Thames Water has escaped being fined by regulator Ofwat for failing to meet its annual targets to reduce water leaks.
Thames Water's, which saw profits soar, has requested a drought order
Instead of having to pay a penalty, the company will invest an extra £150m over five years to replace ageing pipes.
Thames was expected last year to cut its average daily leakage rate to 860 million litres, but only managed to reduce it to 894 million.
The firm has missed targets three years in a row, and has been criticised as water supplies fell and profits rose.
Thames recently applied for a drought order, and also has reported a 31% increase in profits and bonuses for some of its top executives.
The money the firm is being told to invest by Ofwat is twice as much as the fine the regulator could have imposed.
"A fine would not have gone to protect customers, but to the Exchequer," said Ofwat in a statement.
"Thames has bound itself to spend an extra £150m at the cost of its shareholders to replace more ageing pipes than planned.
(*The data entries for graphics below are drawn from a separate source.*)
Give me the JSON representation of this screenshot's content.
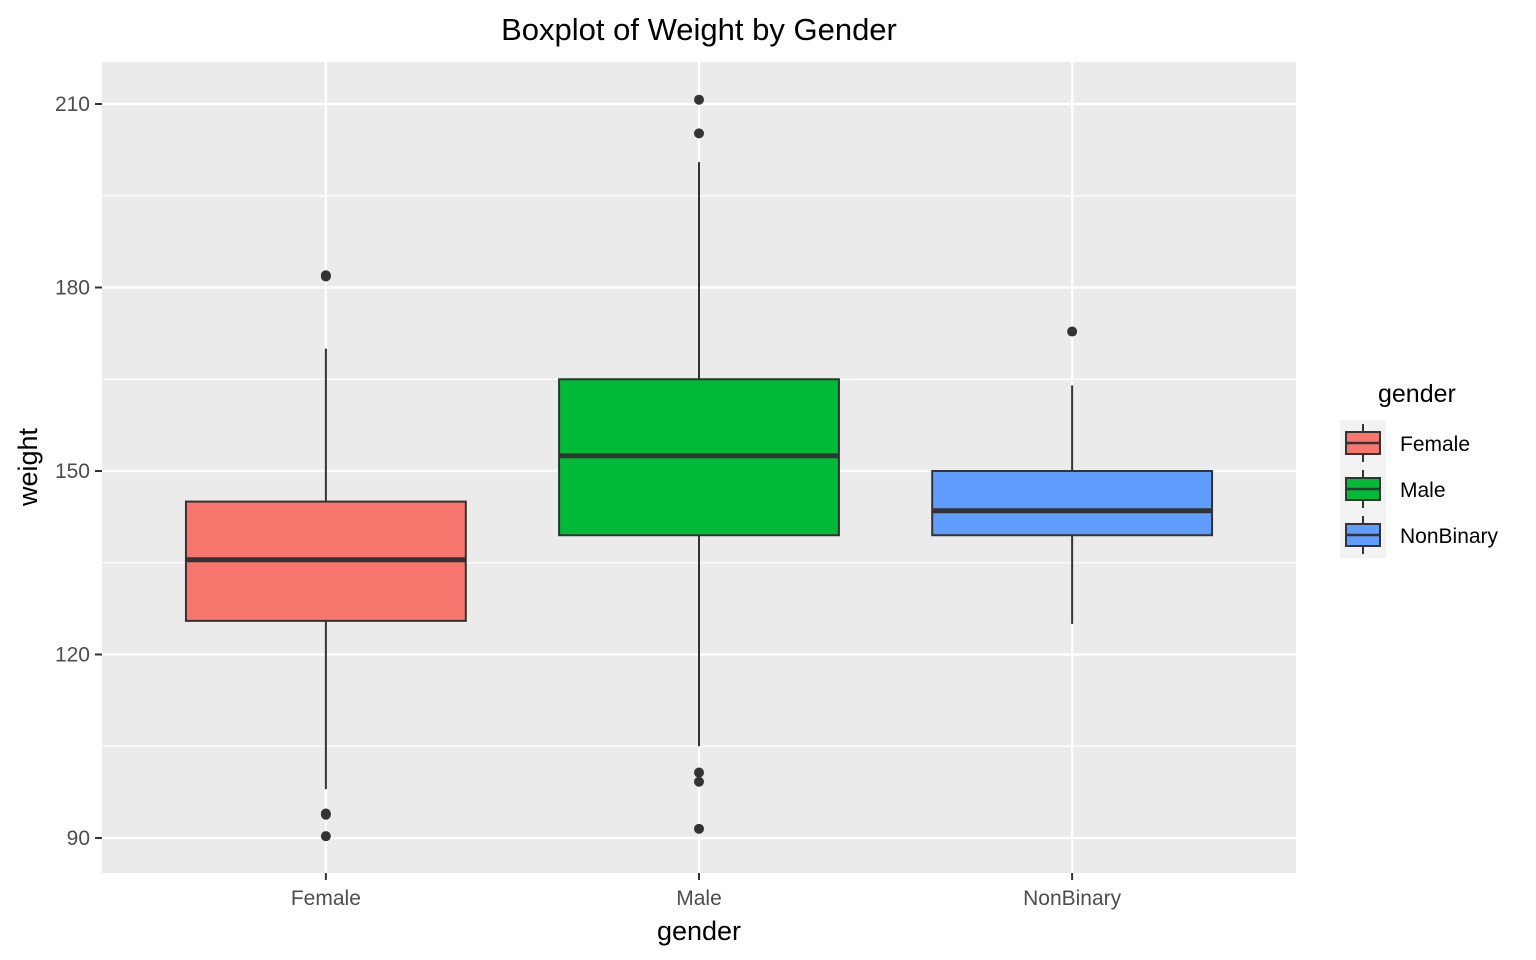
{
  "chart_data": {
    "type": "box",
    "title": "Boxplot of Weight by Gender",
    "xlabel": "gender",
    "ylabel": "weight",
    "ylim": [
      83,
      215
    ],
    "yticks": [
      90,
      120,
      150,
      180,
      210
    ],
    "grid": true,
    "categories": [
      "Female",
      "Male",
      "NonBinary"
    ],
    "series": [
      {
        "name": "Female",
        "color": "#F8766D",
        "min": 98,
        "q1": 125.5,
        "median": 135.5,
        "q3": 145,
        "max": 170,
        "outliers": [
          182,
          181.8,
          94,
          93.8,
          90.3
        ]
      },
      {
        "name": "Male",
        "color": "#00BA38",
        "min": 105,
        "q1": 139.5,
        "median": 152.5,
        "q3": 165,
        "max": 200.5,
        "outliers": [
          210.7,
          205.2,
          100.7,
          99.2,
          91.5
        ]
      },
      {
        "name": "NonBinary",
        "color": "#619CFF",
        "min": 125,
        "q1": 139.5,
        "median": 143.5,
        "q3": 150,
        "max": 164,
        "outliers": [
          172.8
        ]
      }
    ],
    "legend": {
      "title": "gender",
      "position": "right",
      "entries": [
        "Female",
        "Male",
        "NonBinary"
      ]
    }
  }
}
This will directly address the issue of London leakage and achieve more secure supplies," said Ofwat.
The investment will go towards replacing at least 368km of mains pipes, in addition to the 1,234km that the firm is already committed to replacing between 2005 and 2010.
Ofwat has set new leakage reduction targets, saying that by 2010 Thames will have to meet levels that are 20% harsher than the earlier ones.
However, critics have complained that in the years up to 2010 the targets, rather than getting tougher, have actually got easier.
This year, for example, Thames will have to cut its daily leakage rate to 840 million litres, far higher than the earlier level of 805 million litres.
Although it has reduced the volume of water being lost, Ofwat said in late June that Thames' performance was "unacceptable".
Environment Minister Ian Pearson backed Ofwat's decision, saying: "It is right that the consumer does not bear the burden of the increased investment needed for Thames to deal with its failure to meet its leakage targets."
Especially as Thames, which is owned by German utility group RWE, reported pre-tax profits of £346.5m during its last financial year. It also has applied for a drought order and expects to hear in August whether it will be issued.
Not everyone was pleased with Ofwat's decision. Elizabeth Howlett, deputy chair of the London Assembly's Health and Public Services committee, was among the most outspoken.
"It's insulting to suggest that merely redistributing huge profits borne by rising prices is any penalty for Thames Water's poor maintenance record," she said.
"Disgruntled consumers, who are facing more and more restrictions, would've welcomed much tougher penalties and stricter targets on reduction levels, rather than letting Thames off the hook with this half-baked effort," she said.
Pressure group the Consumer Council for Water said that while it welcomed the increased spending on the leaks, Thames' customers should be given a refund, or rebate, from their bills to compensate for the company's failures.
"Thames took consumers' money without delivering on their promises - it is only right that they should give back what they owe to their customers," said Dame Yve Buckland, chair of the CC Water.